Haas streicht heraus, dass „der Antragssteller zum Zeitpunkt der Begutachtung nicht drogenabhängig war.“ Der Obmann der österreichischen Pensionsversicherungsanstalt übt seinerseits heftige Kritik an den Vorarlberger Behörden. „Die dürften da wohl nicht richtig hingeschaut haben. Kindesmisshandlung hat es doch offensichtlich früher schon gegeben. Auch die Mutter wurde nicht belangt.“ Wie die Feststellung einer Invalidität erfolgt, erklärt die Pensionsversicherungsanstalt detailliert:

1. Erst muss ein Antrag auf Invalidität- bzw. Berufsunfähigkeit gestellt werden.

2. Der Antragsteller wird an der chefärztlichen Begutachtungsstelle der Pensionsversicherungsanstalt von einem Allgemeinmediziner untersucht. Dort wird dann festgelegt, ob weitere externe Experten zugezogen werden.

3. Anschließend kommt der Akt zu einer Oberbegutachtungsstelle, an der Chefärzte jeden einzelnen Fall abklären.

4. Schließlich gelangt der Akt in den Leistungsausschuss. Dort sind Vertreter von Arbeitgeber und Arbeitnehmer sowie Pensionsvertreter als Beiratsmitglieder. In diesem Gremium fällt entweder sofort eine Entscheidung oder es werden weitere Gutachten eingefordert. Fällt eine Entscheidung pro Invalidität, so wird auch die – zumeist befristete – Dauer eben jener festgelegt.

Invaliditätspension

371.957 ÖsterreicherInnen beziehen (Stand November 2010) eine Invaliditätspension von der Pensionsversicherungsanstalt ( 226.816 Männer und 138.833 Frauen).

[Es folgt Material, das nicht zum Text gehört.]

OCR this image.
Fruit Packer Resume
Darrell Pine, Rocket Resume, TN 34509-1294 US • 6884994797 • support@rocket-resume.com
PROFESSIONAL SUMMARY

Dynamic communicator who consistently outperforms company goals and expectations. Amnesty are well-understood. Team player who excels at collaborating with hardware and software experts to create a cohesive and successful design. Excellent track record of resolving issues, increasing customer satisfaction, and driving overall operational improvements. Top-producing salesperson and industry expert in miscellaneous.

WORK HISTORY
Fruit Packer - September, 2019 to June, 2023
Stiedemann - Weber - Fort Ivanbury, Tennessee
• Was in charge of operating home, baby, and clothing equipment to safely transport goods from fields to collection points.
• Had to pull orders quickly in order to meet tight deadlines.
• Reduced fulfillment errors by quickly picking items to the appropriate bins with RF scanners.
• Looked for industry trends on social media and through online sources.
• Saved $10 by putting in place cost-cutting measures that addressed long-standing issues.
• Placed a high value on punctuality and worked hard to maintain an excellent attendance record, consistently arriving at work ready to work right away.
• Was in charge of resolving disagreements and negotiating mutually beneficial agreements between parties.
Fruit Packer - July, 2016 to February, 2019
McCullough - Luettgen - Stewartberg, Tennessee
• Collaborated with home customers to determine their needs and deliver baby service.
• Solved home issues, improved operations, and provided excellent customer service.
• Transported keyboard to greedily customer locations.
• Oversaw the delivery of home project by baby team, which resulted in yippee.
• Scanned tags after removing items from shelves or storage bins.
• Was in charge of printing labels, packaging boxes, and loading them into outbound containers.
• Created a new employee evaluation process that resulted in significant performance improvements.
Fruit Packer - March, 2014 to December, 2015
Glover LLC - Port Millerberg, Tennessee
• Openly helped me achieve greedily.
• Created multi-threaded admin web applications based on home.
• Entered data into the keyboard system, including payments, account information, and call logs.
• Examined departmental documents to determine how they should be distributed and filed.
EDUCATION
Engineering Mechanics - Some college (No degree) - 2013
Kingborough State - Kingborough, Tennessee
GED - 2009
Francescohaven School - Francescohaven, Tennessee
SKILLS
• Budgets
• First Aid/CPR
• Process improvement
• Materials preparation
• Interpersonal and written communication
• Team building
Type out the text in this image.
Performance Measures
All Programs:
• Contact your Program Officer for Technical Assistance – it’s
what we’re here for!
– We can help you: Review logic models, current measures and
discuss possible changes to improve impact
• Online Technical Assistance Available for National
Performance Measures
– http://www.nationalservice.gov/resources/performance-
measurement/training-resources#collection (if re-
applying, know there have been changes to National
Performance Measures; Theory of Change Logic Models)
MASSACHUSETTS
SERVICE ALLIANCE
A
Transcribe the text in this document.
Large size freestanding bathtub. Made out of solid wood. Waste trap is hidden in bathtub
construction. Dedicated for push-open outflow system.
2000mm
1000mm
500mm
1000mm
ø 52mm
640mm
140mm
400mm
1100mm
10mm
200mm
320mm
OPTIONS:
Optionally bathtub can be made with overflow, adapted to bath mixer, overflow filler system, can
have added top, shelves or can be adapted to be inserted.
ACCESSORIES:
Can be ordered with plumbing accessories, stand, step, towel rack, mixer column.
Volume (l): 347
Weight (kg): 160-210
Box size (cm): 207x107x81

  • 2500 dieser Invaliditätspensionsbezieher in Österreich sind unter 30 Jahre alt.
  • 15.727 Vorarlberger sind Bezieher einer Invaliditätspension.
  • 100 bis 120 dieser Vorarlberger Invaliditätspensionsbezieher sind unter 30 Jahre alt.
  • Bei den Angestellten sind psychische Erkrankungen mittlerweile der Hauptgrund für die Zuerkennung einer Berufsunfähigkeitspension.
  • Bei den Arbeitern sind psychische Erkrankungen die zweithäufigste Ursache für Invaliditätspension. Der Hauptgrund sind Erkrankungen des Bewegungs- und Stützapparates.